Each bench is a small crate under benches/<name>/ with a fixed layout:

benches/<name>/
├── Cargo.toml         — `lib` + `staticlib`, plus a `native` Rust bin target
├── build.rs           — runs cbindgen (only when `--features ezffi` is on)
├── cbindgen.toml      — header generation config
├── src/
│   ├── lib.rs         — the function/type under test, gated with
│   │                    `#[cfg_attr(feature = "ezffi", ezffi::export)]`
│   └── bin.rs         — the Rust "native" runner
├── c/runner.c         — the C runner
└── DESCRIPTION.md     — one-line summary embedded into the results doc

The whole point is the same Rust source runs three ways:

labelhow it's builtwhat it measures
rustcargo build --profile bench-releasepure-Rust baseline, no macro expansion
rust+ezfficargo build --profile bench-release --features ezffipure-Rust baseline, with macro expansion
cC linked against rust+ezffi staticlib via clang -O3 -flto=thinsame crate called from a C binary across the FFI

Each runner reads three env vars (ITERATIONS, NUMA, NUMB) at startup so values aren't constant-folded, runs a warmup pass, then times the measured loop with Instant::now() / clock_gettime.

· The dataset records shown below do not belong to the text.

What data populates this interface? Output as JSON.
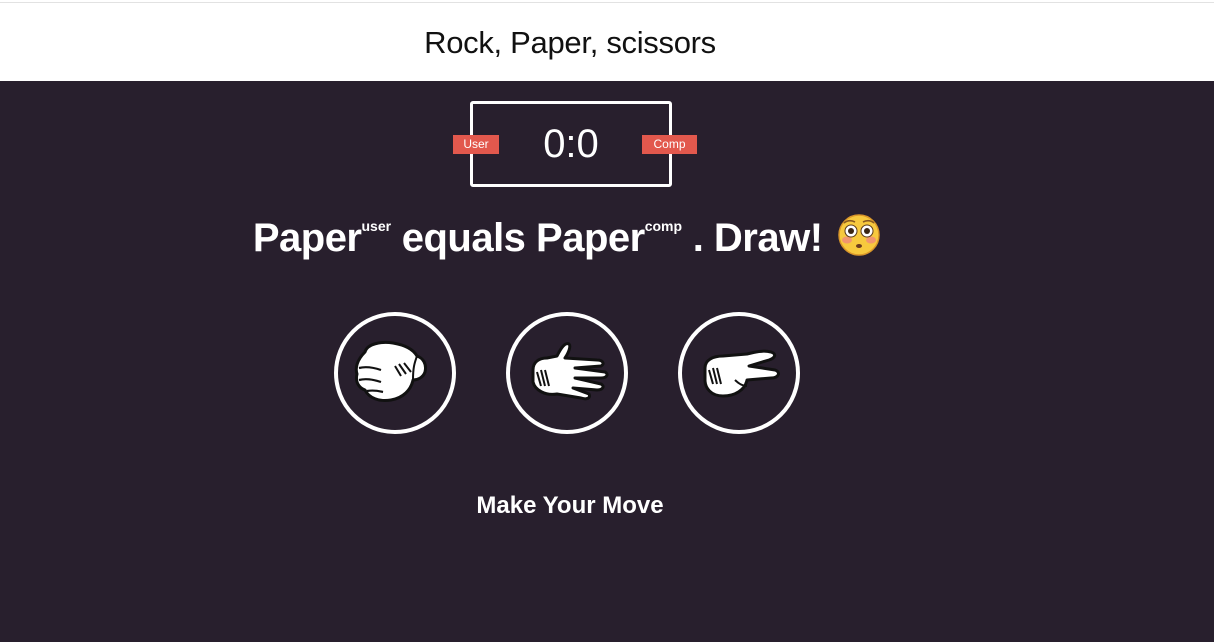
{
  "header": {
    "title": "Rock, Paper, scissors"
  },
  "scoreboard": {
    "score": "0:0",
    "user_label": "User",
    "comp_label": "Comp"
  },
  "result": {
    "user_choice": "Paper",
    "user_tag": "user",
    "verb": "equals",
    "comp_choice": "Paper",
    "comp_tag": "comp",
    "outcome": ". Draw!",
    "emoji_icon": "flushed-face-icon"
  },
  "choices": [
    {
      "id": "rock",
      "icon": "rock-hand-icon"
    },
    {
      "id": "paper",
      "icon": "paper-hand-icon"
    },
    {
      "id": "scissors",
      "icon": "scissors-hand-icon"
    }
  ],
  "prompt": "Make Your Move",
  "colors": {
    "background": "#281f2d",
    "badge": "#e2584d",
    "header_bg": "#ffffff"
  }
}
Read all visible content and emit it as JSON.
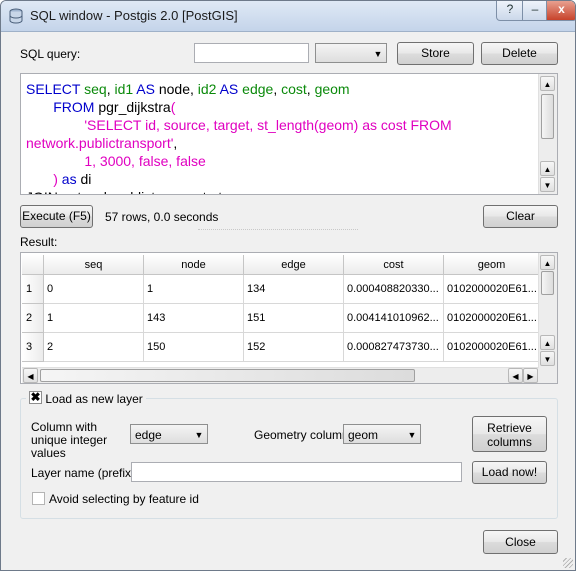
{
  "window": {
    "title": "SQL window - Postgis 2.0 [PostGIS]",
    "help_label": "?",
    "minimize_label": "–",
    "close_label": "x"
  },
  "query_bar": {
    "label": "SQL query:",
    "name_value": "",
    "saved_query_value": "",
    "store_label": "Store",
    "delete_label": "Delete"
  },
  "sql_lines": [
    [
      {
        "t": "SELECT ",
        "c": "kw"
      },
      {
        "t": "seq",
        "c": "fn"
      },
      {
        "t": ", ",
        "c": "pl"
      },
      {
        "t": "id1",
        "c": "fn"
      },
      {
        "t": " AS ",
        "c": "kw"
      },
      {
        "t": "node",
        "c": "pl"
      },
      {
        "t": ", ",
        "c": "pl"
      },
      {
        "t": "id2",
        "c": "fn"
      },
      {
        "t": " AS ",
        "c": "kw"
      },
      {
        "t": "edge",
        "c": "fn"
      },
      {
        "t": ", ",
        "c": "pl"
      },
      {
        "t": "cost",
        "c": "fn"
      },
      {
        "t": ", ",
        "c": "pl"
      },
      {
        "t": "geom",
        "c": "fn"
      }
    ],
    [
      {
        "t": "       FROM ",
        "c": "kw"
      },
      {
        "t": "pgr_dijkstra",
        "c": "pl"
      },
      {
        "t": "(",
        "c": "str"
      }
    ],
    [
      {
        "t": "               'SELECT id, source, target, st_length(geom) as cost FROM",
        "c": "str"
      }
    ],
    [
      {
        "t": "network.publictransport'",
        "c": "str"
      },
      {
        "t": ",",
        "c": "pl"
      }
    ],
    [
      {
        "t": "               1, 3000, false, false",
        "c": "str"
      }
    ],
    [
      {
        "t": "       ) ",
        "c": "str"
      },
      {
        "t": "as ",
        "c": "kw"
      },
      {
        "t": "di",
        "c": "pl"
      }
    ],
    [
      {
        "t": "JOIN network.publictransport pt",
        "c": "pl"
      }
    ]
  ],
  "execute": {
    "execute_label": "Execute (F5)",
    "status": "57 rows, 0.0 seconds",
    "clear_label": "Clear"
  },
  "result": {
    "label": "Result:",
    "columns": [
      "seq",
      "node",
      "edge",
      "cost",
      "geom"
    ],
    "rows": [
      {
        "num": "1",
        "cells": [
          "0",
          "1",
          "134",
          "0.000408820330...",
          "0102000020E61..."
        ]
      },
      {
        "num": "2",
        "cells": [
          "1",
          "143",
          "151",
          "0.004141010962...",
          "0102000020E61..."
        ]
      },
      {
        "num": "3",
        "cells": [
          "2",
          "150",
          "152",
          "0.000827473730...",
          "0102000020E61..."
        ]
      }
    ]
  },
  "load_layer": {
    "group_label": "Load as new layer",
    "checked": true,
    "column_label": "Column with unique integer values",
    "column_value": "edge",
    "geometry_label": "Geometry column",
    "geometry_value": "geom",
    "retrieve_label": "Retrieve columns",
    "layer_name_label": "Layer name (prefix)",
    "layer_name_value": "",
    "load_now_label": "Load now!",
    "avoid_label": "Avoid selecting by feature id",
    "avoid_checked": false
  },
  "footer": {
    "close_label": "Close"
  }
}
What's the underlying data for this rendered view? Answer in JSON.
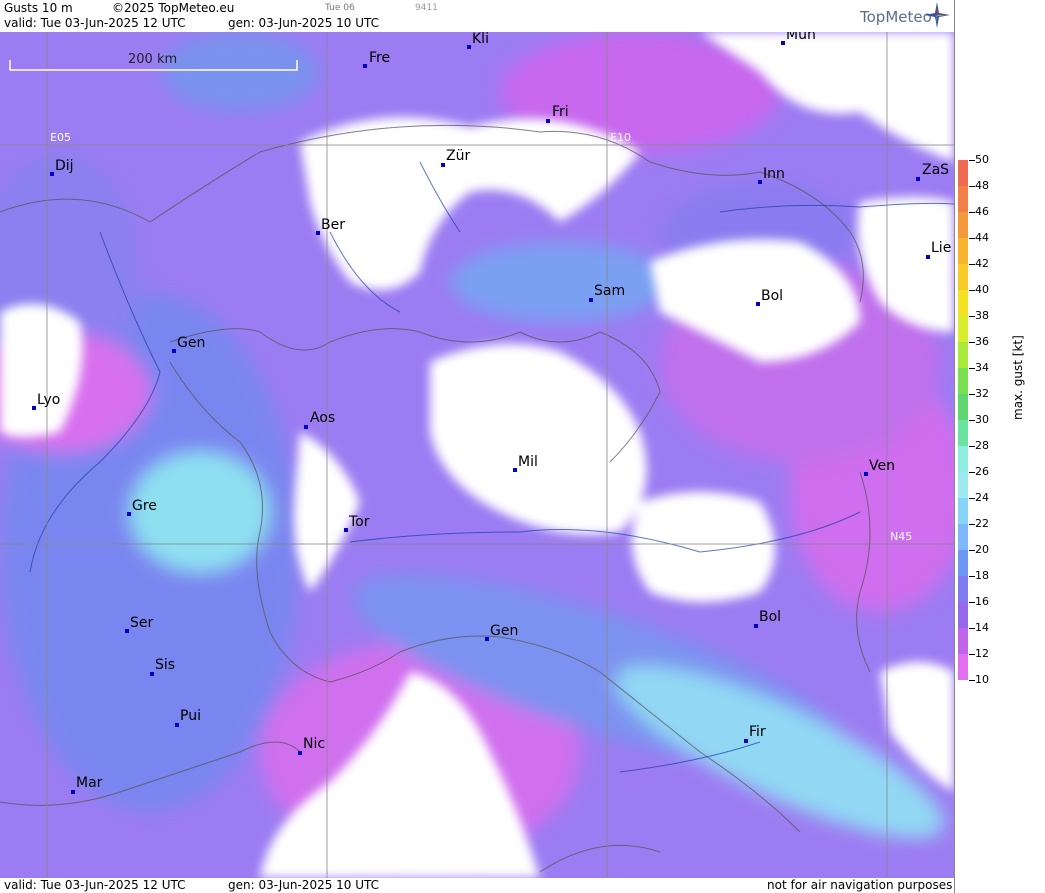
{
  "header": {
    "product": "Gusts 10 m",
    "copyright": "©2025 TopMeteo.eu",
    "valid_line": "valid:  Tue  03-Jun-2025  12 UTC",
    "gen_line": "gen:  03-Jun-2025 10 UTC",
    "day_tab": "Tue 06",
    "code": "9411",
    "brand": "TopMeteo"
  },
  "footer": {
    "valid_line": "valid:  Tue  03-Jun-2025  12 UTC",
    "gen_line": "gen:  03-Jun-2025 10 UTC",
    "disclaimer": "not for air navigation purposes"
  },
  "scale_label": "200 km",
  "grid_labels": {
    "e05": "E05",
    "e10": "E10",
    "n45": "N45"
  },
  "legend": {
    "unit": "max. gust [kt]",
    "labels": [
      "50",
      "48",
      "46",
      "44",
      "42",
      "40",
      "38",
      "36",
      "34",
      "32",
      "30",
      "28",
      "26",
      "24",
      "22",
      "20",
      "18",
      "16",
      "14",
      "12",
      "10"
    ],
    "colors": [
      "#ee6a50",
      "#f08048",
      "#f39a3c",
      "#f6b431",
      "#f7cc2a",
      "#f4e126",
      "#d8ee2c",
      "#a8ea3c",
      "#78e050",
      "#5fd670",
      "#6ae3a0",
      "#8fece0",
      "#9ee8f0",
      "#88d4f8",
      "#7eb8fa",
      "#6e96f4",
      "#7e7af0",
      "#9668ec",
      "#c064ea",
      "#e070ee"
    ]
  },
  "cities": [
    {
      "name": "Kli"
    },
    {
      "name": "Mun"
    },
    {
      "name": "Fre"
    },
    {
      "name": "Fri"
    },
    {
      "name": "Dij"
    },
    {
      "name": "Zür"
    },
    {
      "name": "Inn"
    },
    {
      "name": "ZaS"
    },
    {
      "name": "Ber"
    },
    {
      "name": "Lie"
    },
    {
      "name": "Sam"
    },
    {
      "name": "Bol"
    },
    {
      "name": "Gen"
    },
    {
      "name": "Lyo"
    },
    {
      "name": "Aos"
    },
    {
      "name": "Ven"
    },
    {
      "name": "Mil"
    },
    {
      "name": "Gre"
    },
    {
      "name": "Tor"
    },
    {
      "name": "Ser"
    },
    {
      "name": "Gen"
    },
    {
      "name": "Bol"
    },
    {
      "name": "Sis"
    },
    {
      "name": "Pui"
    },
    {
      "name": "Nic"
    },
    {
      "name": "Fir"
    },
    {
      "name": "Mar"
    }
  ]
}
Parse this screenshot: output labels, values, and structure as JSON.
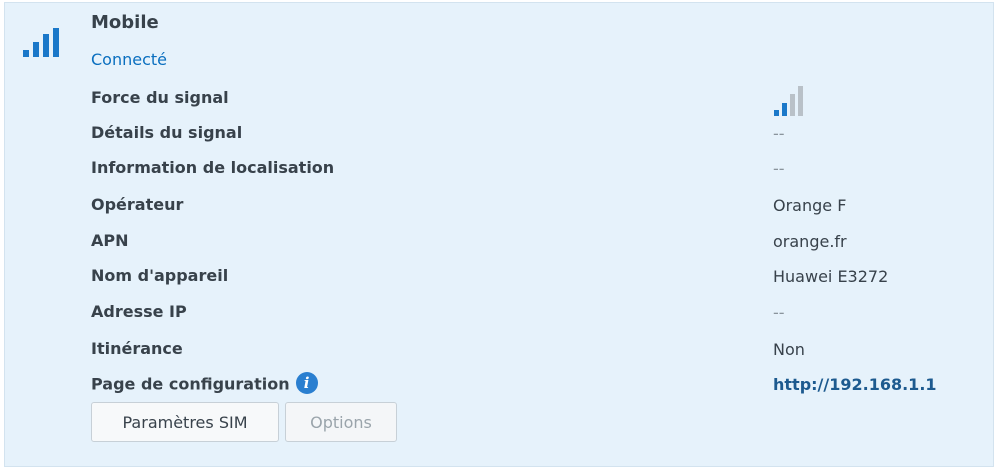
{
  "header": {
    "title": "Mobile",
    "status": "Connecté"
  },
  "rows": [
    {
      "label": "Force du signal",
      "value": ""
    },
    {
      "label": "Détails du signal",
      "value": "--"
    },
    {
      "label": "Information de localisation",
      "value": "--"
    },
    {
      "label": "Opérateur",
      "value": "Orange F"
    },
    {
      "label": "APN",
      "value": "orange.fr"
    },
    {
      "label": "Nom d'appareil",
      "value": "Huawei E3272"
    },
    {
      "label": "Adresse IP",
      "value": "--"
    },
    {
      "label": "Itinérance",
      "value": "Non"
    },
    {
      "label": "Page de configuration",
      "value": "http://192.168.1.1"
    }
  ],
  "signal_strength_bars": 2,
  "signal_strength_total_bars": 4,
  "buttons": {
    "sim_settings": "Paramètres SIM",
    "options": "Options"
  },
  "colors": {
    "panel_background": "#e6f2fb",
    "accent": "#0a6fbf",
    "link": "#1d5a8f",
    "signal_active": "#1a78c9",
    "signal_inactive": "#b9c1c8"
  }
}
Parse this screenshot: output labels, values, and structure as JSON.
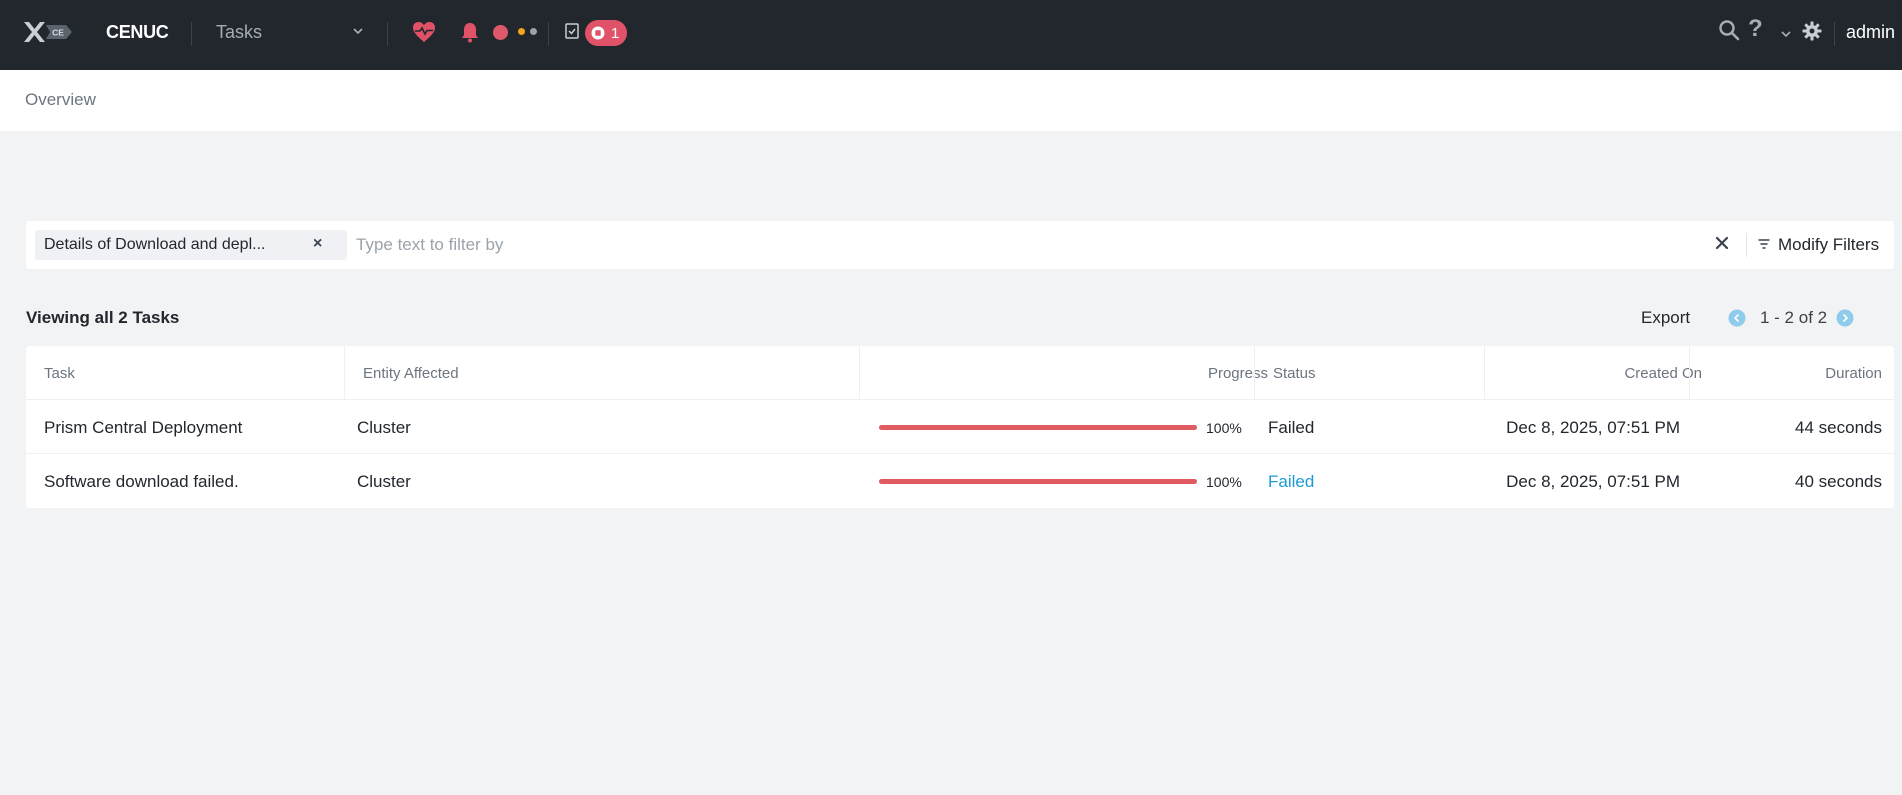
{
  "header": {
    "logo_mark": "CE",
    "cluster_name": "CENUC",
    "nav_selected": "Tasks",
    "running_tasks_count": "1",
    "help_glyph": "?",
    "user_label": "admin",
    "colors": {
      "bar": "#22272e",
      "alert": "#e05267",
      "warning": "#f3a51f"
    }
  },
  "breadcrumb": {
    "label": "Overview"
  },
  "filter": {
    "chip_label": "Details of Download and depl...",
    "chip_close": "×",
    "placeholder": "Type text to filter by",
    "modify_label": "Modify Filters"
  },
  "results": {
    "summary": "Viewing all 2 Tasks",
    "export_label": "Export",
    "page_range": "1 - 2 of 2"
  },
  "table": {
    "columns": {
      "task": "Task",
      "entity": "Entity Affected",
      "progress": "Progress",
      "status": "Status",
      "created": "Created On",
      "duration": "Duration"
    },
    "rows": [
      {
        "task": "Prism Central Deployment",
        "entity": "Cluster",
        "progress": 100,
        "progress_label": "100%",
        "status": "Failed",
        "created": "Dec 8, 2025, 07:51 PM",
        "duration": "44 seconds"
      },
      {
        "task": "Software download failed.",
        "entity": "Cluster",
        "progress": 100,
        "progress_label": "100%",
        "status": "Failed",
        "created": "Dec 8, 2025, 07:51 PM",
        "duration": "40 seconds"
      }
    ],
    "colors": {
      "progress_failed": "#e05a62",
      "link": "#1b9bd3"
    }
  }
}
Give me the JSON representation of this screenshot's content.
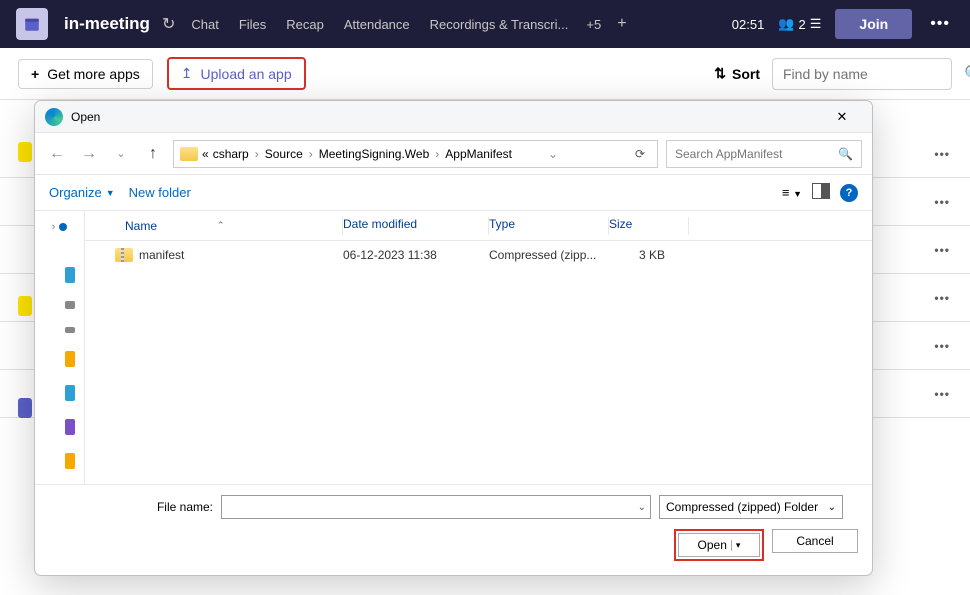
{
  "header": {
    "title": "in-meeting",
    "tabs": [
      "Chat",
      "Files",
      "Recap",
      "Attendance",
      "Recordings & Transcri..."
    ],
    "plus_count": "+5",
    "timer": "02:51",
    "people_count": "2",
    "join": "Join"
  },
  "toolbar": {
    "get_apps": "Get more apps",
    "upload": "Upload an app",
    "sort": "Sort",
    "search_placeholder": "Find by name"
  },
  "dialog": {
    "title": "Open",
    "breadcrumb": [
      "csharp",
      "Source",
      "MeetingSigning.Web",
      "AppManifest"
    ],
    "bc_prefix": "«",
    "search_placeholder": "Search AppManifest",
    "organize": "Organize",
    "new_folder": "New folder",
    "columns": {
      "name": "Name",
      "date": "Date modified",
      "type": "Type",
      "size": "Size"
    },
    "files": [
      {
        "name": "manifest",
        "date": "06-12-2023 11:38",
        "type": "Compressed (zipp...",
        "size": "3 KB"
      }
    ],
    "filename_label": "File name:",
    "filter": "Compressed (zipped) Folder",
    "open": "Open",
    "cancel": "Cancel"
  }
}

A side-channel acc accumulator is printed after the loop — Rust and C must agree byte-for-byte on it, that's the semantic sanity check across the boundary.

For workloads where rustc would otherwise solve the loop in closed form (any purely-linear acc += i + b), a single black_box(i) per iteration is enough to keep each iteration opaque to the optimiser without distorting what's measured.

Here is a quick snippet of the profile config I'm using:

[profile.bench-release]
inherits = "release"
lto = "thin"

Running them

From the repo root:

benches/run.sh

The first time this builds a small Docker image (benches/Dockerfileclang + rust-lld from rustup so the LLVM versions line up for cross-language LTO). After that it just runs. The host's repo is bind-mounted into the container, so source edits are picked up without rebuilds.

ITERATIONS, NUMA, NUMB can be overridden from the environment if you want different inputs. Default is 1_000_000_000 iterations with arbitrary constants.

When the script finishes it overwrites BENCH_RESULTS.md at the repo root with the latest numbers plus the host's toolchain block. That file is meant to be committed alongside releases.

Adding a new bench

Copy any of the existing dirs (add-fn is the simplest), rename, edit src/lib.rs with the function or type you want to measure, mirror it in src/bin.rs and c/runner.c, and write a one-line DESCRIPTION.md. The workspace glob (benches/*) and run.sh's directory loop pick it up automatically on the next run.

Bench results summary

So far, I have 0% overhead on every single bench when calling from C. The only case where I've seen heavy overhead is in native Rust with the macro active, and oddly enough, that overhead disappears once the C binary links against the same crate (cross-language ThinLTO recovers the missed optimisation). I'll be investigating that in more depth and adding more tests to catch the cases where it shows up.